This study looked at how long humanin and its tweaked versions stay in the blood of mice and rats after an injection. The modified versions (HNG and HNGF6A) lasted longer than the natural peptide, and giving HNG lowered some growth‑factor proteins (IGF‑1 and IGFBP‑3). In rats, humanin was mostly found in the blood and liver, not in the brain or heart. The work hints that these engineered peptides could be more useful as drugs, especially for diabetes, but it doesn’t give clear dosing advice for people.

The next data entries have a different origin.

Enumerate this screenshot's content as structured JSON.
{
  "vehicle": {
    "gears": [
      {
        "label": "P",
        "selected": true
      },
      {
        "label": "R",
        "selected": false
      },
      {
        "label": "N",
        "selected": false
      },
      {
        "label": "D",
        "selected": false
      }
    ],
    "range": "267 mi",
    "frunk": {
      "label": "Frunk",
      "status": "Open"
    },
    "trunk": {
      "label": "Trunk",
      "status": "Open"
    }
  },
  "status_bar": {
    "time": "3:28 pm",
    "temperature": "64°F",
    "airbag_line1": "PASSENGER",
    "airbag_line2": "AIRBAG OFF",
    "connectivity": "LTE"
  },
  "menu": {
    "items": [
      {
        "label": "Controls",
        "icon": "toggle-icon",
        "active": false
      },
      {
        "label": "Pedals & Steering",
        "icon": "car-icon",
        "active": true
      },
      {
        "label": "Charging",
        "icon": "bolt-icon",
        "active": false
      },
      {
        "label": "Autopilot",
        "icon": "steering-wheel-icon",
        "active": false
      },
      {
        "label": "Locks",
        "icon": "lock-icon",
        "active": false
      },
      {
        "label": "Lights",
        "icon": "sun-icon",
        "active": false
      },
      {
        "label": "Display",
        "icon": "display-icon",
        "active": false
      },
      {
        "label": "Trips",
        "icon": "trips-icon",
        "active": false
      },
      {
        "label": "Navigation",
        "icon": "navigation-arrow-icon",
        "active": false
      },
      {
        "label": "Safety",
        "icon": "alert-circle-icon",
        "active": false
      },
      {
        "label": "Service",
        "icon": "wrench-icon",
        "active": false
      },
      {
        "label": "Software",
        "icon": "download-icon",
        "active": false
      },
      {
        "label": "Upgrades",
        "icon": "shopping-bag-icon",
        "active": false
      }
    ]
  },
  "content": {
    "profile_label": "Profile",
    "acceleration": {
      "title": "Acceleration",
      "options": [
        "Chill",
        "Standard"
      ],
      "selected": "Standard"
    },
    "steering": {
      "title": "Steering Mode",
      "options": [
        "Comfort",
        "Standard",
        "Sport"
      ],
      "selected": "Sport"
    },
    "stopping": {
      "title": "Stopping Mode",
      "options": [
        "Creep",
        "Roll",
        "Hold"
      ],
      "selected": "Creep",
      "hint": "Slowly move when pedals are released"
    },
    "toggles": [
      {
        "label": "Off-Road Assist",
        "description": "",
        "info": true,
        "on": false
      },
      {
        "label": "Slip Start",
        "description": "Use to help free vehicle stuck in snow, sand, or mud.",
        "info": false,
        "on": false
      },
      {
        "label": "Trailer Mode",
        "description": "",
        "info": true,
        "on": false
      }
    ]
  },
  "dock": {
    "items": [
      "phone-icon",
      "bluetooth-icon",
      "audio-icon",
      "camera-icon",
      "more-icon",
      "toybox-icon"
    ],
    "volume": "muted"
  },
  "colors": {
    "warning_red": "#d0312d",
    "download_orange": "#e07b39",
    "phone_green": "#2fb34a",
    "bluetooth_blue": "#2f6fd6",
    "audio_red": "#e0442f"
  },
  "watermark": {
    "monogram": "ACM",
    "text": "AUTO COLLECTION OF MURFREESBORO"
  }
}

Humanin (HN) is a novel 24-amino acid mitochondrial-derived peptide that has demonstrated diverse cytoprotective effects, including an emerging role in diabetes. The purpose of this study was to examine the pharmacokinetics of humanin analogues, which show great potential as therapeutic agents (HNG and the non-IGFBP-3 binding, HNGF6A). 11-week-old male IGFBP-3(-/-) and wild type (WT) mice were divided into 3 groups: WT mice treated with HNG, WT mice treated with HNGF6A, and IGFBP-3(-/-) mice treated with HNG. Plasma was obtained from mice following ip injection with HN analogues, and HN levels were measured with ELISA. WT mice treated with HNGF6A and IGFBP-3(-/-) mice treated with HNG displayed a longer half-life of HN compared with WT mice treated with HNG. Following HNG injection, both IGF-1 and IGFBP-3 levels decreased over time. Adult male Sprague Dawley rats were also ip injected with HNG, and HN levels were measured in various tissues (plasma, liver, heart, and brain) by ELISA. The half-life of HN was found to be longer in rats compared with mice. In rats, HN levels were found to be highest in plasma, present in liver, and undetectable in brain or heart. The current study provides evidence of HN and IGFBP-3 association in the circulation and suggests that native HN may modulate the distribution of IGF-1 and IGFBP-3. The results also demonstrate varying kinetic profiles of HN analogues and interspecies variation in rodents. Sustainable levels of circulating HN measured in plasma underline the potential value of HN analogues as a new therapeutic intervention in the treatment of diabetes.